Je lui demande si elle a déjà rejeté une personne avant de la rencontrer à cause de son signe astrologique. « Oui, parce que je sais que ça ne marchera probablement pas », répond-elle.

Peut-être qu’une partie de la popularité croissante de l’astrologie est due au fait que nous vivons dans un monde de plus en plus fluide en ce qui concerne le genre et la sexualité, et que les religions modernes ne sont pas assez vastes pour englober les changements radicaux qui se produisent dans les croyances sociales .

« L’astrologie est une foi sans genre, immunisée contre le patriarcat », explique Stephanie, 25 ans et astrologue en herbe. « Je pense qu’elle plaît davantage aux personnes attirées par les pratiques holistiques, à cause de son inclusivité.

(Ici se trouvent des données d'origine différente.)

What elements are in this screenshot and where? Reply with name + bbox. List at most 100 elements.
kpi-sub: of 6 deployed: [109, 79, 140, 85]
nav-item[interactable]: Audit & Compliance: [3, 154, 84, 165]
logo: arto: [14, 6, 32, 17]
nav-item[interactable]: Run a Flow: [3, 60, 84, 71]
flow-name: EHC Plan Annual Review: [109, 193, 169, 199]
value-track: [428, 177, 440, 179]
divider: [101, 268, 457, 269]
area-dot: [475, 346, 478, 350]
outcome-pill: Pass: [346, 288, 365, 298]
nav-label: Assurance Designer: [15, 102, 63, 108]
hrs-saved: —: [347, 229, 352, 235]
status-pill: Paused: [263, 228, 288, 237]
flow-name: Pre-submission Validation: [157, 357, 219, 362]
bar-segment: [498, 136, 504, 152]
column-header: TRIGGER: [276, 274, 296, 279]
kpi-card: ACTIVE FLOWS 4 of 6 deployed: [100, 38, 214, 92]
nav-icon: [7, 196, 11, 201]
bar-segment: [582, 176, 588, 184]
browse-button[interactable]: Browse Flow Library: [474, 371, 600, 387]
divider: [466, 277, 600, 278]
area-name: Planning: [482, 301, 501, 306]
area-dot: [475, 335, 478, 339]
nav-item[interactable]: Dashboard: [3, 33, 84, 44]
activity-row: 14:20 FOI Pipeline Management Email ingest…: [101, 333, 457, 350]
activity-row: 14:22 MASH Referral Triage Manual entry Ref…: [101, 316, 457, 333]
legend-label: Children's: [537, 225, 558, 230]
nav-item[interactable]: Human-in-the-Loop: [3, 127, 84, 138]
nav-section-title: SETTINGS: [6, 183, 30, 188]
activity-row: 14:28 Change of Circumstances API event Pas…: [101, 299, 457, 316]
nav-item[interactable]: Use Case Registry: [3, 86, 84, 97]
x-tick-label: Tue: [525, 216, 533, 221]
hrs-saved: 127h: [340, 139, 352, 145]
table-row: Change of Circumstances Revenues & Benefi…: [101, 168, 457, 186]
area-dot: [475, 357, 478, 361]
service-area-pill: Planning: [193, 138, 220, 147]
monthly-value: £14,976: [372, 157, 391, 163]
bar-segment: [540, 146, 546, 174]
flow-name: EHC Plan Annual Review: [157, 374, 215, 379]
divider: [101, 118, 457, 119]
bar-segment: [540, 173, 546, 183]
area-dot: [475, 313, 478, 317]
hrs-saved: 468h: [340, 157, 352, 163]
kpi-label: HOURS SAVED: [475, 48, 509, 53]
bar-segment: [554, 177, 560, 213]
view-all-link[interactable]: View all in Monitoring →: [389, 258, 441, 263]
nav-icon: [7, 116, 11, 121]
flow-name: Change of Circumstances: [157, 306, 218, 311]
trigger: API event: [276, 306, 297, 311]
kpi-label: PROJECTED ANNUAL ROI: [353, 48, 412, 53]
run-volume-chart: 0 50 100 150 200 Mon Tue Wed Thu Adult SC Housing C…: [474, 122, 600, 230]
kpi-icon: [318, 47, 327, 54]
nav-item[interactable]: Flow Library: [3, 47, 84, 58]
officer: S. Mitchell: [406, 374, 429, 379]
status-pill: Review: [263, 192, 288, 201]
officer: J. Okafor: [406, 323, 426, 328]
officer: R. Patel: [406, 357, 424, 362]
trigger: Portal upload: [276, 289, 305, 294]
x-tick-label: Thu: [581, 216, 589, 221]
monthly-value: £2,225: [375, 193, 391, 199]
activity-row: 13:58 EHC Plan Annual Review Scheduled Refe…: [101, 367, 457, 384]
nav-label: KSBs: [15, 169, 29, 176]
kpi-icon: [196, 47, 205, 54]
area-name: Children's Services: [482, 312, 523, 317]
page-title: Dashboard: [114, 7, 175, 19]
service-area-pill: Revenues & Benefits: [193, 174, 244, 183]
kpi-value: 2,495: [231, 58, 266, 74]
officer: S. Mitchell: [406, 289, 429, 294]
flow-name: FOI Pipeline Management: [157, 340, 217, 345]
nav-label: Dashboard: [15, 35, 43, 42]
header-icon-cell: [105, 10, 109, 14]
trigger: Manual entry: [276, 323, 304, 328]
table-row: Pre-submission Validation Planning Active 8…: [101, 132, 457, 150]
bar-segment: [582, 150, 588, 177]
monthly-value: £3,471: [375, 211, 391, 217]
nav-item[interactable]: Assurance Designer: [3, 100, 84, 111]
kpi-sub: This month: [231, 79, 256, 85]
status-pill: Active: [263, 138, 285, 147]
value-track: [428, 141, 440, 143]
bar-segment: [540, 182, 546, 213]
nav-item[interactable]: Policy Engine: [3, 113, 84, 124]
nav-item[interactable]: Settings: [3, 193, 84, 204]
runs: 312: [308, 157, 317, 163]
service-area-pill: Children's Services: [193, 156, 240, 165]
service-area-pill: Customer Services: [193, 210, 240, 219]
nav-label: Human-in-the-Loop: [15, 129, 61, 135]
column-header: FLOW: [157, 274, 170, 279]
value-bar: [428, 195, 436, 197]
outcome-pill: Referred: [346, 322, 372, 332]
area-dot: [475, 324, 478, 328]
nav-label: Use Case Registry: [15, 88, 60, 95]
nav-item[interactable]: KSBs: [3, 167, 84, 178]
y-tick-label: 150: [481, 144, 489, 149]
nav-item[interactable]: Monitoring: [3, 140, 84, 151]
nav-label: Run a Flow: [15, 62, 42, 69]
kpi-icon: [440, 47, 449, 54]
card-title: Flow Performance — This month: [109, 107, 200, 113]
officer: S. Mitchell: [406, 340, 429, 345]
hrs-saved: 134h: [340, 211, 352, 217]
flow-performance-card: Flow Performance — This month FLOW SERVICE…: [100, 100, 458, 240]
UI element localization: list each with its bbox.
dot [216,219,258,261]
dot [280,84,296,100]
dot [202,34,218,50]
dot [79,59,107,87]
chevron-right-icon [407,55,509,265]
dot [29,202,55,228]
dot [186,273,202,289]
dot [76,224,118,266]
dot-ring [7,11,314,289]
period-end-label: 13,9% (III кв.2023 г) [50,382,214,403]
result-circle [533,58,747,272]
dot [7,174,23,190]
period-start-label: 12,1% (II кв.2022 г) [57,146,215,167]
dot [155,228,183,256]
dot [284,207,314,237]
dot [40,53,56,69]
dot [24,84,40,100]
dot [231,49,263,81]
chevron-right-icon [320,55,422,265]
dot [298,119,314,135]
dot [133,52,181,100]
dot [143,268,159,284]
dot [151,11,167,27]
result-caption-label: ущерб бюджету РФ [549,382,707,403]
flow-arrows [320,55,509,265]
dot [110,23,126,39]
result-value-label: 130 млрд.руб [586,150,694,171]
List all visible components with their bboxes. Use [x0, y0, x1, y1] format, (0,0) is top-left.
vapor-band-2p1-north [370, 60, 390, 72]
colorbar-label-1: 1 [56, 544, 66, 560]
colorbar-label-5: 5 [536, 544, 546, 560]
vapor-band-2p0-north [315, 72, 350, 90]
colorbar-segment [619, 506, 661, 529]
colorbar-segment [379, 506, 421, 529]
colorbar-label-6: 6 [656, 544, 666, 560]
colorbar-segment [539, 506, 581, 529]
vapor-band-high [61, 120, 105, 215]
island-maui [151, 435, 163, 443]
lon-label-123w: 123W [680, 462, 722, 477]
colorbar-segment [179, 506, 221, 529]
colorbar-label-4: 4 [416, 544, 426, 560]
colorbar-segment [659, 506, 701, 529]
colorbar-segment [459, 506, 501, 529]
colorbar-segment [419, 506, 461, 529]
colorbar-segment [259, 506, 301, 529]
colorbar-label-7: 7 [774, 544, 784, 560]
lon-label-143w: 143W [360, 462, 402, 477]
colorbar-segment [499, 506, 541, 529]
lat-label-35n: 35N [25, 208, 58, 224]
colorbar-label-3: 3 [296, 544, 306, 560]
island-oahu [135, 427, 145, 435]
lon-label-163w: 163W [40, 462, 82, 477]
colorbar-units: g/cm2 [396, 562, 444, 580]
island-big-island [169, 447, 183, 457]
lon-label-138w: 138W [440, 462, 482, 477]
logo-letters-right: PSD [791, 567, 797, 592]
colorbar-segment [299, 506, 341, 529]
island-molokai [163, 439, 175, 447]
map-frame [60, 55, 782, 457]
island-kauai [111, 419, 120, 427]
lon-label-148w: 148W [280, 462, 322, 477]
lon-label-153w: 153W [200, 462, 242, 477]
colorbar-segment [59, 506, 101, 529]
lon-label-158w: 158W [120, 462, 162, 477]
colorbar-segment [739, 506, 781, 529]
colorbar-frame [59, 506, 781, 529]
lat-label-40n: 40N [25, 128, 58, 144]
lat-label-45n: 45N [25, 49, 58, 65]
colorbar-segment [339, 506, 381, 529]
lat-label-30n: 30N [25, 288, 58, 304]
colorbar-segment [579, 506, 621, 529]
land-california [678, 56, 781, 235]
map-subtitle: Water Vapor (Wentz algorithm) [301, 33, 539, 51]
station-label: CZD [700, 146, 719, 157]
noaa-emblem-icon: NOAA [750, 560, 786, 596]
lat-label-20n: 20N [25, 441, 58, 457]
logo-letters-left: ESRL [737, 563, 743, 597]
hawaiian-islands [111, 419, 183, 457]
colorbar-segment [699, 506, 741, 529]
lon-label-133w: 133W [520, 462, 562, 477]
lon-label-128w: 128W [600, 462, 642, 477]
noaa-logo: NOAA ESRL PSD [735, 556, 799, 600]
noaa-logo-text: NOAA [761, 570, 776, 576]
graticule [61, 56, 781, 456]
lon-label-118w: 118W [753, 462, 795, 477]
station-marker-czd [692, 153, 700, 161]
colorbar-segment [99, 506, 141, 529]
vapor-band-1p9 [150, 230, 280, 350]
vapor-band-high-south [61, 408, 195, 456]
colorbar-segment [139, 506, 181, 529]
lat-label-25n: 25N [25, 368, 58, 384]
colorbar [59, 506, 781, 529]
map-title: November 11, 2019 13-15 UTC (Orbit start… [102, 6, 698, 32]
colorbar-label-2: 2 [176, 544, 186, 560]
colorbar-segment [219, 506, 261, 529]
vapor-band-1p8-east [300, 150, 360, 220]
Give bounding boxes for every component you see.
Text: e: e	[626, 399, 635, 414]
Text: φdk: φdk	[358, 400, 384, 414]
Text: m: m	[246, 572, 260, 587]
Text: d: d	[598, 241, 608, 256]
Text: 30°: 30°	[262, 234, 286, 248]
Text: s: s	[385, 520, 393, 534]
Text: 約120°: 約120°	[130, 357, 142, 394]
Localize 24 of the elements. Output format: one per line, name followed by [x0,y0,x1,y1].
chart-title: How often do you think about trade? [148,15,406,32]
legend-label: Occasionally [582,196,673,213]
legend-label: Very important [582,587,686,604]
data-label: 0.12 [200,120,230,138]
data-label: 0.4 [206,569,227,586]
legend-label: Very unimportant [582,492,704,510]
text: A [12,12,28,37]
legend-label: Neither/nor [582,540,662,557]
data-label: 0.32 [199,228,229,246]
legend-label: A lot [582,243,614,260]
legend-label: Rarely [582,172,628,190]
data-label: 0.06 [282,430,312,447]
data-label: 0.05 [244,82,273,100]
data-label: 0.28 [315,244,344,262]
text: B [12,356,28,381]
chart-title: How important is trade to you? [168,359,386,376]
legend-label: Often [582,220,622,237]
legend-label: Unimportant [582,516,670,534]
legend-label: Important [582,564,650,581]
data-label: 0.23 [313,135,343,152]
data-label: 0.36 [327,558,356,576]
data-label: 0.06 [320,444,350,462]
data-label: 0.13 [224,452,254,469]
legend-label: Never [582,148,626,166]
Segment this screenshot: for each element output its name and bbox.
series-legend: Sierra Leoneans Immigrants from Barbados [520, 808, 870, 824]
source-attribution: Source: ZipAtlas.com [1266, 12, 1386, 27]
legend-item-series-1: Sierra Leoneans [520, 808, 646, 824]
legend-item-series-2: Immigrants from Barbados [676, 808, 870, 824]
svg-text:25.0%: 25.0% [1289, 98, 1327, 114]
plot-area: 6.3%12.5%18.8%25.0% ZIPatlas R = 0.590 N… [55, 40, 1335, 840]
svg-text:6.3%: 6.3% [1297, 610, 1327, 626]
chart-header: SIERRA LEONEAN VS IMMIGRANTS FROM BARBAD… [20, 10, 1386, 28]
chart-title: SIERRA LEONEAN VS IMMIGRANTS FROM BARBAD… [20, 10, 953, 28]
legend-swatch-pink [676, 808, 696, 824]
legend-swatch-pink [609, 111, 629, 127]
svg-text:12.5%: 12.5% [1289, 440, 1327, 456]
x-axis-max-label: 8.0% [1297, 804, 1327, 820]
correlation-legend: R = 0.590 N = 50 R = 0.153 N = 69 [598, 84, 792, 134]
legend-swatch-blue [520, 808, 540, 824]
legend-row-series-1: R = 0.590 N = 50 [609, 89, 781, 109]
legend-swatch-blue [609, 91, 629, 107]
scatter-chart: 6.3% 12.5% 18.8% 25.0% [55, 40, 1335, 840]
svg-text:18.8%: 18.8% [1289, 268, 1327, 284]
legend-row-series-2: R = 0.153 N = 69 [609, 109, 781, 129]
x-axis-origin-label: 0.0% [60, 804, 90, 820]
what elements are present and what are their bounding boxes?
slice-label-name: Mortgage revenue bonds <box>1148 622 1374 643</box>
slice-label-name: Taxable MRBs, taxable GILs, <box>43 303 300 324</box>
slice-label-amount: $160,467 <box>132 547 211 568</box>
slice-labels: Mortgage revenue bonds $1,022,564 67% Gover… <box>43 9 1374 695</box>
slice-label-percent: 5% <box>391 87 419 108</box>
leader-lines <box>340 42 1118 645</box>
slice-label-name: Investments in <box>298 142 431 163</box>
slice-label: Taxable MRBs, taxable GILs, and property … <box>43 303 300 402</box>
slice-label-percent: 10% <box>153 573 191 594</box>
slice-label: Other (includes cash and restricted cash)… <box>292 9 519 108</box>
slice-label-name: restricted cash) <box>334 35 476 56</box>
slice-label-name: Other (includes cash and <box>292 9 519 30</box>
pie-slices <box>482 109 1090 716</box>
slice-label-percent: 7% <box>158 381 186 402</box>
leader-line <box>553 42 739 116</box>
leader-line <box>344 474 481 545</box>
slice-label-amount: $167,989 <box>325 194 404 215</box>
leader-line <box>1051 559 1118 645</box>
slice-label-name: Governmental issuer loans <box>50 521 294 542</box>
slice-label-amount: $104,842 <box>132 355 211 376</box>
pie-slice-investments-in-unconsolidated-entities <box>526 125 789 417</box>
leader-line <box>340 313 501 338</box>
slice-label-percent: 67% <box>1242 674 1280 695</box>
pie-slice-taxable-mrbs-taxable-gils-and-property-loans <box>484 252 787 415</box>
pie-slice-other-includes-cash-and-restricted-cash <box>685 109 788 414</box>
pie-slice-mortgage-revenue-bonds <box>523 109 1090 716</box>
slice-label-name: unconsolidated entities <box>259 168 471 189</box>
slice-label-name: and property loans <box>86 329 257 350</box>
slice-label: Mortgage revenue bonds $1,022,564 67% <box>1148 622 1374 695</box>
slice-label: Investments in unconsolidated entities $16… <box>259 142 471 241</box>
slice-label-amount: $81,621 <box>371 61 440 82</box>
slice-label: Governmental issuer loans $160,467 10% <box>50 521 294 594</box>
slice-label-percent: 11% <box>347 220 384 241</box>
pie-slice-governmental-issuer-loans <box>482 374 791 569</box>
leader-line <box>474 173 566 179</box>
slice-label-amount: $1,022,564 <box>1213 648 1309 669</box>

Pour la communauté LGBT, c’est comme se sentir membre d’une communauté ou d’une religion dans laquelle Dieu ne les déteste pas. »

Stephanie mentionne sa passion pour une autre rock star à la mode dans le monde de l’astrologie, Chani Nicholas, qui a acquis une énorme popularité grâce à son usage du zodiaque comme outil pour encourager la justice sociale et l’activisme.

Quand je demande à Susan Miller si elle pense que l’astrologie comble un besoin dans la vie des gens, dans une société de plus en plus agnostique, on dirait que je viens de la poignarder en plein cœur.

« Oh non, ma chérie. » Elle me regarde avec la compassion d’une infirmière devant un patient malade. « Vous ne le croyez pas vraiment, si ? »

Certains aspects de l’astrologie qu’elle décrit me font toutefois penser à la religion. « Chaque religion enseigne que nous devons assumer la responsabilité de nos actes et que nous devons vivre avec éthique. Les astrologues enseignent la même vérité », dit Miller. « Vous ne pouvez pas accuser un aspect planétaire de vos erreurs ou de votre mauvais comportement. Nous avons le libre arbitre et la nécessité d’assumer l’entière responsabilité de nos actions. »

Mais elle explique qu’au fond, l’astrologie est plus grande que la religion et qu’il est écrit dans les étoiles si nous sommes destinés à être un croyant ou non. « Vous pouvez voir votre foi (ou son absence) dans une carte du ciel de naissance. L’astrologie a toujours été une question d’individualisation et de découverte de soi. »

Et comment je me situe au milieu de tout ça ?

Et bien, étant une yogi hippie complètement endoctrinée par l’école « Wu » (pseudo-science New Age) de la côte ouest, je suis une croyante. Et j’ai toujours été croyante. Peut-être que c’est parce que je suis Scorpion, je ne sais pas. Il me semble arrogant de supposer que la position des planètes dans le cosmos à ma naissance (un système si grand et si vaste que mon pitoyable cerveau ne peut même pas se le représenter) n’affecte en rien ma petite personne humaine.

En élève Wu accomplie, je choisis de céder face au mystère de la vie. Si vous ne pouvez pas me prouver que c’est sans aucun doute faux, je préfère croire que c’est vrai. C’est aussi comme ça que je vois les choses à propos de la réincarnation, des fantômes, des extraterrestres, des pouvoirs psychiques et d’autres sciences marginales. C’est plus intéressant de croire que c’est réel que de penser que ce n’est pas le cas. Qu’est-ce que vous voulez que je vous dise ? Je travaille dans le domaine de l’écriture et ces questions constituent la base d’histoires fascinantes.

Ce que j’aime dans l’astrologie, c’est que ce n’est pas une science et que ce n’est pas non plus une religion (même si les gens la traitent comme telle). Elle existe dans la zone grise où la condition humaine se heurte au mystère de la raison pour laquelle nous sommes ici .

Trouver un équilibre entre la terreur d’être humain et le miracle d’être humain est la raison pour laquelle les gens se tournent vers le ciel depuis des milliers d’années. Il est logique que nous fassions confiance à quelque chose d’aussi parfait que le cosmos pour expliquer le chaos tragique de la vie. Et qu’en ce qui concerne les mystères du cœur humain, nous nous tournions alors vers les étoiles.